Rohit Beriwal

Lecture 1 (PyCUDA crash course):

Importing and initiazlizing pyCUDA:

import pycuda.drive as cuda
import pycuda.autoinit

Import Cuda Compiler:

from pycuda.compiler import SouceModule

Some data, say numpy array:

# Create a numpy array of float32
a = np.random.rand(16)
a = a.astype(np.float32)

Memory allocation on GPU:

a_gpu = cuda.mem_alloc(a.nbytes)

Copy data to GPU (htod: Host To Device):

# Copy direction is from LEFT to RIGHT
cuda.memcpy_htod(a_gpu, a)

Write C++ kernel that would be executed on GPU:

module = SouceModule("""
   __global__ void double_array(float *a){
      int idx = blockIdx.x * blockDim.x + threadIdx.x;
      a[idx] *= 2;
      }
   """)

Here:

__global__ means kernel will launch from the cpu and run onto GPU.
void return type.
double_array is the name.
float *a is the pointer for a (memory address).

Underlying concept:

each thread does some computation in a kernel.
A given computation is bascially mapped onto a grid.
A grid is divided into blocks: described are blockIdx.x.
A block has some specific number of theads, whoes index is described as threadIdx.x.
Total number of threads per block is the dimension of the block, described as blockDim.x.
The global location of thread is calculated and denoted by int idx.
The final computation (multiply the number by 2) is performed, using the line a[idx] *= 2.
Grid size = total number of blocks, Block size = total number of threads.
Index starts from 0 (zero).

We can select the number of processing elements by defining the number of threads per block when launching the kernel.

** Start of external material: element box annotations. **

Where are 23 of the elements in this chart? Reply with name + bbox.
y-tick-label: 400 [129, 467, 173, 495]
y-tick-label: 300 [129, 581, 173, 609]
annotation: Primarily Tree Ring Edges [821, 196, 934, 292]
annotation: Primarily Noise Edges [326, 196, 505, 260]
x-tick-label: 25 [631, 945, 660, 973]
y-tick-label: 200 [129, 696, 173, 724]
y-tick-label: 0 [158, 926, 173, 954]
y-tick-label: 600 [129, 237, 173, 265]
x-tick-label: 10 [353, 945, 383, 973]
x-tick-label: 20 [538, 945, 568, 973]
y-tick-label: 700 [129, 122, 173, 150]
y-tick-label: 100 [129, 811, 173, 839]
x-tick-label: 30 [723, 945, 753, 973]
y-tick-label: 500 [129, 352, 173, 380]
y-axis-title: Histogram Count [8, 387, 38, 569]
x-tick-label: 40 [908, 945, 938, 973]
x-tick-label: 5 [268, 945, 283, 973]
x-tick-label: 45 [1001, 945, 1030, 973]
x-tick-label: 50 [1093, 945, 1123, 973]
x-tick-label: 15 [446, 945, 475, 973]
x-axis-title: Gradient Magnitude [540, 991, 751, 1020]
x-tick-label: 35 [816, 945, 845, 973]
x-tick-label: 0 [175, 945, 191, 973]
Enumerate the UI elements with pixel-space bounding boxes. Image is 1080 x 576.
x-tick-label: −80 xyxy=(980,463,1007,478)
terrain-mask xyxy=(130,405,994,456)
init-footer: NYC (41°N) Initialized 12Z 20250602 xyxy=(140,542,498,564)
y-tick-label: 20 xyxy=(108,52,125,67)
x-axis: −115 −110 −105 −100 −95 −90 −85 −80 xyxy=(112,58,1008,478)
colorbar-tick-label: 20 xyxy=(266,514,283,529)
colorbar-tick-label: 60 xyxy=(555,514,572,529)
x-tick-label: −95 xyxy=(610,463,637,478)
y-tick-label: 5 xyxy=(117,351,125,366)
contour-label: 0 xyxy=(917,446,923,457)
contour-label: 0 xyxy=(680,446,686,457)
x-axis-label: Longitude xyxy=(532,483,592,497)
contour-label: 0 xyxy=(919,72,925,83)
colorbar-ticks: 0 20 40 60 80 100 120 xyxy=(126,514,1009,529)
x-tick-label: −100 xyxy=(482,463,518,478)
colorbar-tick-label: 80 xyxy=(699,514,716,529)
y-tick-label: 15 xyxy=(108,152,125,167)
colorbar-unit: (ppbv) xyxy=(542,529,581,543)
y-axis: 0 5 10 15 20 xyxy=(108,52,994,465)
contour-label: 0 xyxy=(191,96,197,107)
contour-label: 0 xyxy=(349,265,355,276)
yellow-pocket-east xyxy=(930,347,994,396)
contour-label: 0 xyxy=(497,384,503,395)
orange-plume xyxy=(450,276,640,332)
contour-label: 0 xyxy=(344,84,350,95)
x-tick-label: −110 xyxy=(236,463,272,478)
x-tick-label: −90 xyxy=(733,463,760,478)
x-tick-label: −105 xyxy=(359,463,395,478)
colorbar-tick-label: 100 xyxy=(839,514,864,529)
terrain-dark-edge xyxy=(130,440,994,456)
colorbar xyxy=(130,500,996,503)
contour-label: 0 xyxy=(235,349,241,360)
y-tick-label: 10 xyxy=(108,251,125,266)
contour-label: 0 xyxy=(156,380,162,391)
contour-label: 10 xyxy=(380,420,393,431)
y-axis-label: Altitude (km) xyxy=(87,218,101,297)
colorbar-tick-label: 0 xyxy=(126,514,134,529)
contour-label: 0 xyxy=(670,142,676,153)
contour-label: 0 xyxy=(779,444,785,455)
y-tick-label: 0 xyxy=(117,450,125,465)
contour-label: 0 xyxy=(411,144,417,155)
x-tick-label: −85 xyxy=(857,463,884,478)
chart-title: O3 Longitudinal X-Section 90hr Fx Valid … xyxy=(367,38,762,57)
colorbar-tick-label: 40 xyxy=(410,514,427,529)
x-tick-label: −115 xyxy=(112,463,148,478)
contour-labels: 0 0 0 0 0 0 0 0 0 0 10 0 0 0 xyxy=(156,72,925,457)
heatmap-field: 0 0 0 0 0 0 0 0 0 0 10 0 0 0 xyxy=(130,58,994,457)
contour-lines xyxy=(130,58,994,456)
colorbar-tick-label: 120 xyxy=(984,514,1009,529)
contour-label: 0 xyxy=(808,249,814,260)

Different elements of the input array are automatically mapped to different thread, giving data parallelism in processing.

Getting the Function from the kernel:

# In string is the function name as mentioned in the Kernel
function = module.get_function("double_array")

Calling / Executing the kernel:

# func ( (args to the kernel function <gpu mem locations >, block=(x,y,z), grid=(a,b,c) )
function( a_gpu, block=(16, 1, 1), grid=(1, 1, 1))

Place Holder for result:

# Empty arrary with dim same as a
final_a = np.empty_list(a)

Copying data back from gpu:

cuda.memcpy_dtoh( a_final, a_gpu )